L'ancien président américain Bill Clinton et l'ex-Premier ministre britannique Tony Blair se sont joints aux dirigeants irlandais et nord-irlandais pour commémorer à Belfast ce texte conclu après trente ans de violences qui ont fait 3.600 morts.

L'Irlande du Nord est en crise politique depuis plus d'un an, privé de son gouvernement "de dévolution", où unionistes protestants et nationalistes catholiques se partagent le pouvoir en vertu des accords de 1998.

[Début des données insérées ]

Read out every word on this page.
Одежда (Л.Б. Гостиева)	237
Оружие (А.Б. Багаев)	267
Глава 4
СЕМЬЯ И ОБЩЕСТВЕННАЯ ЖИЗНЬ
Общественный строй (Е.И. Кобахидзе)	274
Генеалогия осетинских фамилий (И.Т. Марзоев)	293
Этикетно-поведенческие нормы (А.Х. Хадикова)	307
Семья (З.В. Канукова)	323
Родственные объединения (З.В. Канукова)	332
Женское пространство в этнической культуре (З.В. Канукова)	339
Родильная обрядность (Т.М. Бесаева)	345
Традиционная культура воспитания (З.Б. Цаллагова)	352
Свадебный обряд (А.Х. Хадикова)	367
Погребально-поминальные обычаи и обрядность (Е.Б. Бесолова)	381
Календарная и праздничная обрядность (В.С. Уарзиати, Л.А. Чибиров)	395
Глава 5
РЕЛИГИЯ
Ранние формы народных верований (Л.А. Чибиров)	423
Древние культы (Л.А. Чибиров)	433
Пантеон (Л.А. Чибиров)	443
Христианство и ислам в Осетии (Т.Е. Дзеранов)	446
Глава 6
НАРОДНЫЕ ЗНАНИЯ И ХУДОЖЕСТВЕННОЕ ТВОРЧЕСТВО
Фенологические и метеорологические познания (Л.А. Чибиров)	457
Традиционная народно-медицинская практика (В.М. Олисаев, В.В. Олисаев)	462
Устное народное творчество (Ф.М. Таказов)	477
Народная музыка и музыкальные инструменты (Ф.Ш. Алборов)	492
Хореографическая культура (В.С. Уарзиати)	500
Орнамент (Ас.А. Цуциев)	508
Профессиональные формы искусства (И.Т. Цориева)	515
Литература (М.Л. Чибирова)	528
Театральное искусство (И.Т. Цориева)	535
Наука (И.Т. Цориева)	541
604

"Nous devons faire très très attention", a déclaré l'ancien sénateur américain George Mitchell, qui présida les négociations de paix il y a plus de vingt ans. Interrogé par la radio publique irlandaise RTE sur le risque d'un retour de la violence, il a répondu: "Dans la vie, rien n'est garanti."

Les accords de paix de 1998 ont rapidement transformé l'Irlande du Nord. L'Armée républicaine irlandaise (IRA) a accepté de remettre ses armes et l'armée britannique de démanteler ses barrages militaires et de se retirer.

Mais si les violences ont quasiment cessé, la vie politique s'est de plus en plus polarisée, jusqu'à l'effondrement du gouvernement de dévolution en janvier 2017.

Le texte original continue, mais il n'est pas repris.